Dear Tom,
In message 20210819130806.GW858@bill-the-cat you wrote:
So we have now a policy to wave through code, and ask others to clean it up later? That's ... sad.
No, we continue to have the policy of expecting reviewers to follow the whole discussion and relevant subsystems.
Once upon a time there has also been a policy that if a function might return error codes, these need to be checked and handled.
Changing _every_ caller of dev_get_priv to check for NULL and then, what? is clearly not the right answer.
Then what is the right answer in your opinion?
I mean, look at the implementation of dev_get_priv():
628 void *dev_get_priv(const struct udevice *dev) 629 { 630 if (!dev) { 631 dm_warn("%s: null device\n", __func__); 632 return NULL; 633 } 634 635 return dm_priv_to_rw(dev->priv_); 636 }
If there is guaranteed no way that dev_get_priv() can return a NULL pointer, that means that it must be guaranteed that the "dev" argument can never be a NULL pointer, either.

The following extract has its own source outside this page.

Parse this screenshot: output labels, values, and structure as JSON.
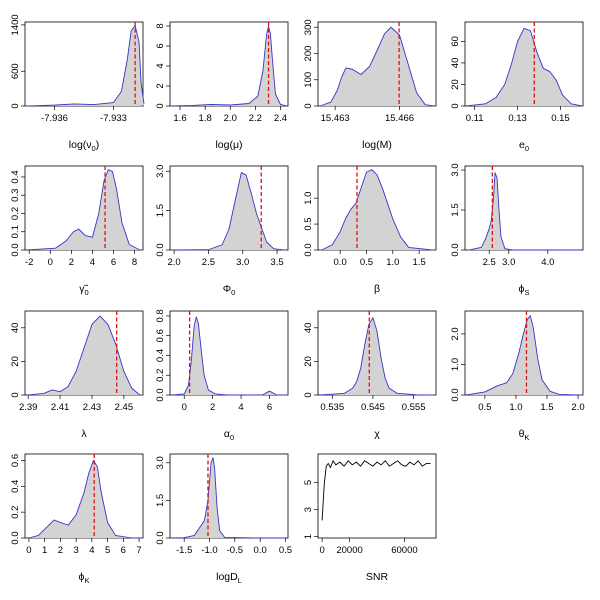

So why do we check it at all?
The same applies for all functions in "drivers/core/device.c" - they all check for valid input parameters, like any code should do.
If you think you see a problem here please go audit the DM code itself more and propose some changes.
I can see that the DM code itself implements proper error checking and reporting; it's the callers where negligent code prevails.
If you are consequent, you must decide what you want:
- Either we want robust and reliable code - then we have to handle the error codes which functions like dev_get_priv() etc. return.
- Or you don't care about software quality, then we can omit such handling, but then it would also be consequent to remove all the error checking from "drivers/core/device.c" etc. - hey, that would even save a few hundred bytes of code size.
Sugarcoating code which fails to handle error codes because "these errors can never happen" does not seem to be a clever approach to software engineering to me.
I stop here. You know my opinion. You are the maintainer.